Biden também admitiu que , apesar da alegação de longa data dos EUA de que apoiava “ rebeldes moderados ” na Síria, não havia de fato “ ‘nem meio moderado’ na guerra civil síria. ”
Enquanto isso, os EUA continuam a ocupar cerca de um terço do território sírio, e isso acontece em áreas críticas que contêm os principais suprimentos de petróleo da Síria, e os EUA têm ilegalmente obtido lucros com este petróleo enquanto a economia síria entrou em colapso e as pessoas consequentemente sofreram com isso.
É neste contexto que acabam de ocorrer as eleições presidenciais na Síria. É minha firme convicção, depois de testemunhar a empolgação de muitos com as eleições e o júbilo dos que acompanharam os resultados, que estas eleições refletem a vontade do povo sírio.
Quaisquer que sejam as causas do conflito que começou em 2011 – e há alguma controvérsia sobre os eventos desencadeadores desse conflito, como mostra um relatório inicial da equipe de observadores da Liga Árabe – o povo, apresentado à escolha entre Assad por um lado, e extremistas violentos por outro lado, escolheu Assad. Mais uma vez, Biden como vice-presidente deixou claro que essa, de fato, tem sido a única escolha há pelo menos algum tempo.
Eles escolheram seu próprio líder sírio em vez de combatentes estrangeiros e governos estrangeiros que invadiram suas terras e trouxeram muitas de suas cidades à ruína. Em um país antigo e pluralista com numerosas religiões, eles escolheram um governo secular em vez de forças religiosas extremistas que se propuseram a criar um califado no qual uma religião única e extrema – se é que se podia chamar assim – reinaria. Eles escolheram uma nação única e soberana em vez da intervenção estrangeira e da divisão fatal. Em suma, eles fizeram a única escolha, embora imperfeita, que as pessoas racionais e que se respeitam fariam.
O mundo deve honrar esta escolha e permitir ao povo sírio a paz, a soberania nacional e a chance de reconstruir sua nação destruída.
Daniel Kovalik ensina Direitos Humanos Internacionais na Escola de Direito da Universidade de Pittsburgh e é o autor do recém-lançado No More War: How the West Violates International Law by Using “Humanitarian” Intervention to Advance Economic and Strategic Interests (ainda sem edição em português).
Todas as fotos por Dan Kovalik.
Confira o artigo original, em inglês aqui.

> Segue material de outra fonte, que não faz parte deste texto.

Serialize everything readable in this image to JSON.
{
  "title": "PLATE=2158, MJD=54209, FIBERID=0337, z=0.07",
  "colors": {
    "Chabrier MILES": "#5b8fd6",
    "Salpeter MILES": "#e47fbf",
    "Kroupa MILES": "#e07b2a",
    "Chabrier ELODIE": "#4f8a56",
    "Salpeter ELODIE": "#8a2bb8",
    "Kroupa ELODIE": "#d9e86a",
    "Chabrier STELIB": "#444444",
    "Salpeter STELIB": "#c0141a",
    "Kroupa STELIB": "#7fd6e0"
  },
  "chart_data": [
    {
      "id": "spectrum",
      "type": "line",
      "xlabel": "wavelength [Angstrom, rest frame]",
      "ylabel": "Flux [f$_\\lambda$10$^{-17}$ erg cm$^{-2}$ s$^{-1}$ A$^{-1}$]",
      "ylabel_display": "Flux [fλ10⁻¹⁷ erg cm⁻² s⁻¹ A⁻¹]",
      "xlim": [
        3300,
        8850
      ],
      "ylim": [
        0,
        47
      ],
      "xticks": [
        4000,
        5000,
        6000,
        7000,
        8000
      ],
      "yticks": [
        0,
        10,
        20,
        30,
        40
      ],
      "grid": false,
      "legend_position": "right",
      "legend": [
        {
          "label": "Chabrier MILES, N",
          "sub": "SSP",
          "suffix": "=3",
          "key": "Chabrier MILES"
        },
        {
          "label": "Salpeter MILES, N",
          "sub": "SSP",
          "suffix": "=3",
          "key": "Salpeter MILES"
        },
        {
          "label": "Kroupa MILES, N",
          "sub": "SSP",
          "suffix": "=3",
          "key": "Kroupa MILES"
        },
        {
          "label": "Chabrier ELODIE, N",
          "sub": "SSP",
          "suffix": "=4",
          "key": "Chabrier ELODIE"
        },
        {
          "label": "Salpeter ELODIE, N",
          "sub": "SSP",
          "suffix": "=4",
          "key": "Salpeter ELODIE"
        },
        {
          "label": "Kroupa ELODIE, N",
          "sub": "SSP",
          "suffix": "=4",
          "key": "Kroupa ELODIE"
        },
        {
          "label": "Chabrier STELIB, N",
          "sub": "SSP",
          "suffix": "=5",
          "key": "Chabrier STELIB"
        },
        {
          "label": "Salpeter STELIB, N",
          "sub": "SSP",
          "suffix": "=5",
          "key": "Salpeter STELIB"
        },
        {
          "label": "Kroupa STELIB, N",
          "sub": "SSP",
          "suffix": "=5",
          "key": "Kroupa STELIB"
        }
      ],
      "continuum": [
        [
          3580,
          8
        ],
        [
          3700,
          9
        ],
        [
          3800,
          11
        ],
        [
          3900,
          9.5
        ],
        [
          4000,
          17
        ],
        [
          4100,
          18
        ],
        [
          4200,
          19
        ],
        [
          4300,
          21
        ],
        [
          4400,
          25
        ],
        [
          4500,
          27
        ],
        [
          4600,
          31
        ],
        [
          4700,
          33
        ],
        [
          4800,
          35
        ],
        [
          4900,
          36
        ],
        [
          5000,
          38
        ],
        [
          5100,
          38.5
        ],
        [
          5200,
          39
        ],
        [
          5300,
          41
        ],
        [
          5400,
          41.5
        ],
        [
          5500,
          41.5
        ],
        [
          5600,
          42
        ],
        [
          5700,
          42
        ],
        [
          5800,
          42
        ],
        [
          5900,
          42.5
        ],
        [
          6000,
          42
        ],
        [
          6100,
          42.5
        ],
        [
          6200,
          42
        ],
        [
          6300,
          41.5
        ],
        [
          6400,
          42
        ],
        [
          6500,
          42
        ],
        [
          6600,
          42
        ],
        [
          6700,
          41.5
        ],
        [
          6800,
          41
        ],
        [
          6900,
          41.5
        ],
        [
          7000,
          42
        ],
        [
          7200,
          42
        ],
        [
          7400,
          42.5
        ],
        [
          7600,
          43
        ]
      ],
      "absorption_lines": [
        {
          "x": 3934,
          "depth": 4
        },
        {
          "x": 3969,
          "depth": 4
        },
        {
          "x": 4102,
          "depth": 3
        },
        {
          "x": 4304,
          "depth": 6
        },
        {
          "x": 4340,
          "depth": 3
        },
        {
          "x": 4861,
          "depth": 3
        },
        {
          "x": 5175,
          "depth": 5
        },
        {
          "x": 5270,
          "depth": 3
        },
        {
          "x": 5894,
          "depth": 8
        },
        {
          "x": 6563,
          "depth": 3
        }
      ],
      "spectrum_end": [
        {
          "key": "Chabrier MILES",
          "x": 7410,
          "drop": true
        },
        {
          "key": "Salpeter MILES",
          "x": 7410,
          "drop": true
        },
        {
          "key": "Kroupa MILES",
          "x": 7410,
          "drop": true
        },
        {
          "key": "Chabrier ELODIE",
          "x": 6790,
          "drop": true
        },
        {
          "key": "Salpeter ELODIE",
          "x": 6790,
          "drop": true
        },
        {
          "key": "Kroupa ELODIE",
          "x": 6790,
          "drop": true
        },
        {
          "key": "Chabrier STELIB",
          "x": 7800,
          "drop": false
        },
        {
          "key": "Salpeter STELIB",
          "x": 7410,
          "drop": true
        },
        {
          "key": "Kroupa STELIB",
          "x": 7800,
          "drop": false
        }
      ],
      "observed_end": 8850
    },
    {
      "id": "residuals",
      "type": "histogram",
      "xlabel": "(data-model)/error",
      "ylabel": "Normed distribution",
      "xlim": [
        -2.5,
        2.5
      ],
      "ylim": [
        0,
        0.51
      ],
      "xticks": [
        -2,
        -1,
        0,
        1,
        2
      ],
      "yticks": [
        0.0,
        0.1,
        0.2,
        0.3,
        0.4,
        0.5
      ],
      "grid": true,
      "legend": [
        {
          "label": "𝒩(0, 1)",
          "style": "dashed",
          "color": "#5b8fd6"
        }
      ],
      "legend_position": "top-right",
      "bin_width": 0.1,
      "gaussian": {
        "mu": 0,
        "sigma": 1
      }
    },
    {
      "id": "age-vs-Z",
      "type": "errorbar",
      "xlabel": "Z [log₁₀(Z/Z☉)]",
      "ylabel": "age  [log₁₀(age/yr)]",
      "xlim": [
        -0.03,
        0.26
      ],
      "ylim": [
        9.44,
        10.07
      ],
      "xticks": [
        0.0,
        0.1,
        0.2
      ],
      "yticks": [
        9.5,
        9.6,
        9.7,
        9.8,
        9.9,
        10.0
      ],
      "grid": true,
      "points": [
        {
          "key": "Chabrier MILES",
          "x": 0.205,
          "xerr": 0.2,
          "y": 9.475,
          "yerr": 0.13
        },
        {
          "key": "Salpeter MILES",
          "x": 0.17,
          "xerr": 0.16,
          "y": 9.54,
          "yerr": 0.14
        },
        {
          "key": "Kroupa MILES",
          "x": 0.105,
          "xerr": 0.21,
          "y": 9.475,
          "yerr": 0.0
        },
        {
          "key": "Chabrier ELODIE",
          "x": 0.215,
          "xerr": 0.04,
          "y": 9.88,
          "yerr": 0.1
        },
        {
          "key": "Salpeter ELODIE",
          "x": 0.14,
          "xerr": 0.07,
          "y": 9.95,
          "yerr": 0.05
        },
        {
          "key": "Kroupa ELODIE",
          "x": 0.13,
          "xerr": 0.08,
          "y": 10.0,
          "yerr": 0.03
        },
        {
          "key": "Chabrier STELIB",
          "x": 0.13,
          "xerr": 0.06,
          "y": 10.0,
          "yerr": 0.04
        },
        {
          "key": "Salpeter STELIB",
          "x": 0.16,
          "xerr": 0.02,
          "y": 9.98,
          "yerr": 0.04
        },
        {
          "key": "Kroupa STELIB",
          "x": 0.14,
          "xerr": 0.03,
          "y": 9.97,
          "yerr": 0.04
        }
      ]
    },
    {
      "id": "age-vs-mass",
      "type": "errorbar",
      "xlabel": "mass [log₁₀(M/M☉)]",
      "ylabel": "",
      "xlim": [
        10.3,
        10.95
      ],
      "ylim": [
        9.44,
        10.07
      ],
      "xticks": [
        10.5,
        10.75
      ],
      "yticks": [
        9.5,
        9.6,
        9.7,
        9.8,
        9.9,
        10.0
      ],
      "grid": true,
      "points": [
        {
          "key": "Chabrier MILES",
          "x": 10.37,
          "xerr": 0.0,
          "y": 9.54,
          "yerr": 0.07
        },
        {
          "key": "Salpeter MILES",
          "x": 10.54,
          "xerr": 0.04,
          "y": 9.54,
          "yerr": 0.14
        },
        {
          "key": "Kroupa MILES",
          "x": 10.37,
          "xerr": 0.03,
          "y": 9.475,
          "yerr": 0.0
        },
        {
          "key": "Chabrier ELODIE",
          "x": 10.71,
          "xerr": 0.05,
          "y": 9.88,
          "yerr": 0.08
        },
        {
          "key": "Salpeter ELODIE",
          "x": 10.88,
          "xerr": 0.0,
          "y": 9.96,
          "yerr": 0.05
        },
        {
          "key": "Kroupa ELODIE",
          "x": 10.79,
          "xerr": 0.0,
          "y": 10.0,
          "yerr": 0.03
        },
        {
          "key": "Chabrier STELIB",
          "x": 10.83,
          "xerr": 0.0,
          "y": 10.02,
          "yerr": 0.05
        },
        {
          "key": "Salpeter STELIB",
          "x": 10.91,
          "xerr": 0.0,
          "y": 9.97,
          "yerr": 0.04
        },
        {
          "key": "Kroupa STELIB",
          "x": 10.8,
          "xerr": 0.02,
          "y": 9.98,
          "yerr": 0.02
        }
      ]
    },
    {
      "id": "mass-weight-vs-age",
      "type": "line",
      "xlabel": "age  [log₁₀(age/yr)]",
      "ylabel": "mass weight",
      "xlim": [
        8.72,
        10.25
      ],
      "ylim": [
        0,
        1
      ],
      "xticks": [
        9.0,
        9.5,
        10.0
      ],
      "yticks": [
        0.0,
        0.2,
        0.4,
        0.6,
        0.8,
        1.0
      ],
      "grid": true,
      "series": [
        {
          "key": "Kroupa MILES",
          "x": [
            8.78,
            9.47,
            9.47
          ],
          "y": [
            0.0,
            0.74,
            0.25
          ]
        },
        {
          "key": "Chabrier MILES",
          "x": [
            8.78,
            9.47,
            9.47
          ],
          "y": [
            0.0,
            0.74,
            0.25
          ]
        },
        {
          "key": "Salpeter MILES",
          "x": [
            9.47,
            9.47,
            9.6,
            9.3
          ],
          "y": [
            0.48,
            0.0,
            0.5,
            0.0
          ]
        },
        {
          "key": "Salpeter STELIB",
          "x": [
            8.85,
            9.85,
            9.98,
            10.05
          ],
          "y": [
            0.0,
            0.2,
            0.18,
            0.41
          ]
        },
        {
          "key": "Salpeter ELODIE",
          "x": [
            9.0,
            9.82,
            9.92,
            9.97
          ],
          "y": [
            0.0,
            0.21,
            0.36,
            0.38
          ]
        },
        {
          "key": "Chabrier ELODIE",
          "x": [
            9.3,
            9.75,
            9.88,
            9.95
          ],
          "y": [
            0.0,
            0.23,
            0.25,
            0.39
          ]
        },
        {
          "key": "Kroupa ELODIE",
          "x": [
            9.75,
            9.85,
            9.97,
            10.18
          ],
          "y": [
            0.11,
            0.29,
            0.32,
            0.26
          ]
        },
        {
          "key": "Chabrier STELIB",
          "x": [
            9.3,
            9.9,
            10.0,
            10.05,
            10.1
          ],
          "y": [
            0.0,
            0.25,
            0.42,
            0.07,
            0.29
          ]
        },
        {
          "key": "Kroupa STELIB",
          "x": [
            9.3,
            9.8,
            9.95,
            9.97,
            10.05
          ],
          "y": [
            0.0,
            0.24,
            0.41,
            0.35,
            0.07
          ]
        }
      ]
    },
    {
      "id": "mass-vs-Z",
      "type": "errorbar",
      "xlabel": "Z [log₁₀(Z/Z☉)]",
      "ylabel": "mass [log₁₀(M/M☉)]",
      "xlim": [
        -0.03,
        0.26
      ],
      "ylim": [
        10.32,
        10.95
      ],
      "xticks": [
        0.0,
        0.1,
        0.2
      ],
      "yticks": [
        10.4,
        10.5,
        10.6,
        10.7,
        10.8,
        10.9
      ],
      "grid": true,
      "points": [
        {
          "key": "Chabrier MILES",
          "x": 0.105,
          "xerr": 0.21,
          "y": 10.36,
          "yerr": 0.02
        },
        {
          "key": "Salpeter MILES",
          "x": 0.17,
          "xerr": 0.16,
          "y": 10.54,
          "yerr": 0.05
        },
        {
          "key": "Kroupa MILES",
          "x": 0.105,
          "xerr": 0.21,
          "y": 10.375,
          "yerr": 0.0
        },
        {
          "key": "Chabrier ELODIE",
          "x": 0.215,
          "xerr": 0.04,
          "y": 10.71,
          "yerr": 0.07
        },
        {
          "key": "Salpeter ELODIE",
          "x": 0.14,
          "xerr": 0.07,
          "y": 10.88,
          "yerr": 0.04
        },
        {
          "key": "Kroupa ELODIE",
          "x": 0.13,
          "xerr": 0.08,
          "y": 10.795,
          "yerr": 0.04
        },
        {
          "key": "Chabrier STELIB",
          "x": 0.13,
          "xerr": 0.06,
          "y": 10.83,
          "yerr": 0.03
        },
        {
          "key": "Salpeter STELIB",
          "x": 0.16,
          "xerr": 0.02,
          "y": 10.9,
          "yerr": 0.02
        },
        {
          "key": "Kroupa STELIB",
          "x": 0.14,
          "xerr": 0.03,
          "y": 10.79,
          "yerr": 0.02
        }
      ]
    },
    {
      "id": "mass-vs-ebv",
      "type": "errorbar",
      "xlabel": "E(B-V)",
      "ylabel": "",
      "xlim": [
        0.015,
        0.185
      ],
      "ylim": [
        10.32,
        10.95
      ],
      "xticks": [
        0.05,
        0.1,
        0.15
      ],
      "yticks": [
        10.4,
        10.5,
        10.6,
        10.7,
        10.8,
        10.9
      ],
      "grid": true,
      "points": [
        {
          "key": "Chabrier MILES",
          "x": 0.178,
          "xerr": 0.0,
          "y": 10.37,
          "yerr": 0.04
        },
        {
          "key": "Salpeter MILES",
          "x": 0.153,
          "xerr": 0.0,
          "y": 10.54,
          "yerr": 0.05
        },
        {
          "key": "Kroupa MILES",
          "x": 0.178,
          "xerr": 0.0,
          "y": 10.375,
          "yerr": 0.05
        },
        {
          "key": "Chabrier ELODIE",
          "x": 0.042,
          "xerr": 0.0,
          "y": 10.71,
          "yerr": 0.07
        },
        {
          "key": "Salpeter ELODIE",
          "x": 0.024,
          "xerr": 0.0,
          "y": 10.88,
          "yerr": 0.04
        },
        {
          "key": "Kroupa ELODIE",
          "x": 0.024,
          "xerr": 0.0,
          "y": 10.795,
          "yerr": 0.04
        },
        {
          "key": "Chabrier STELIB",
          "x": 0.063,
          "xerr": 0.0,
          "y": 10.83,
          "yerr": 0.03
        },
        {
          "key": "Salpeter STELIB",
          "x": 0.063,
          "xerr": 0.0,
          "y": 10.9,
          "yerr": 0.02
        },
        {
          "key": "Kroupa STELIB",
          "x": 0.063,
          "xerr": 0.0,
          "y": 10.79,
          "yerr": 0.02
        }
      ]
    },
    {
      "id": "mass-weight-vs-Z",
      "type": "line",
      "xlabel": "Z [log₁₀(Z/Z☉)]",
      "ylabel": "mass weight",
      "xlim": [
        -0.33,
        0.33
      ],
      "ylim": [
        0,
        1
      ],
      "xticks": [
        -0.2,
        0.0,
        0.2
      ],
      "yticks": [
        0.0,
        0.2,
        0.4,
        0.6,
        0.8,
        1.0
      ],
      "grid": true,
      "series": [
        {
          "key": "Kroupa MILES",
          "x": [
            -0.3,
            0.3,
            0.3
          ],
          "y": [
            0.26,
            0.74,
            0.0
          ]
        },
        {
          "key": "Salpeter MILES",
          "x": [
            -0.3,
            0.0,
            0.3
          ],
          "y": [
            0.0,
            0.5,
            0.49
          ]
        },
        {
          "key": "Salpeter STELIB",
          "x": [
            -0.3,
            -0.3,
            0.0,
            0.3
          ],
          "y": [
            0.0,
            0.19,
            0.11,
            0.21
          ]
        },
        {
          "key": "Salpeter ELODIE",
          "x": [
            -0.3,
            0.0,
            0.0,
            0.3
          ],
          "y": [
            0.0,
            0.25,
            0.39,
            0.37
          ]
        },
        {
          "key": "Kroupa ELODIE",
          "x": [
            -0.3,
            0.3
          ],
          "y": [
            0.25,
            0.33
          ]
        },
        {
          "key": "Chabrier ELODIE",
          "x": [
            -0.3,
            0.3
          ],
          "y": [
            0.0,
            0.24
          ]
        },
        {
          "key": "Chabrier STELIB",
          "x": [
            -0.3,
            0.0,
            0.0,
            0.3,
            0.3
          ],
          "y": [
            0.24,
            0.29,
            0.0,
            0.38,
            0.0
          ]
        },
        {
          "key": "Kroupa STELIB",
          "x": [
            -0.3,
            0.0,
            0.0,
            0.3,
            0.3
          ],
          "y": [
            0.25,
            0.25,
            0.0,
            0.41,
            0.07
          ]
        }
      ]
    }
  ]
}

Tradução: Juliana Medeiros
3 respostas
Matéria interessante até certo ponto, pois não menciona uma única vez o apoio indispensável da Rússia. Não existiria a Síria se não fosse Putin, não existiria Assad se não fosse Putin, no final das contas ficou parecendo a mídia tradicional ocidental, tendenciosa.
Excelente texto
Os EUA queriam trazer o gás do sul do Oriente Médio pela terra (Síria), quebrando o domínio unilateral da Rússia no fornecimento a Europa no Inverno. Levar as Ogivas Nucleares e colocar a Turquia na Otan, fez parte da Estratégia, lembrando aos senhores(as) que o Império Otomano já era “amigo” desde a idade média dos Anglo-Saxões e algumas dificuldades com os Eslavos e na 1º e 2º guerra mundial fortaleceram estes laços. Por que não deu certo? Bem, a história da Síria é diferente da Armênia. Os Curdos são “amigos” do Sírios… é né? Por aí vai… Aqui cabe muito bem o ditado: “Combinaram com os russos?”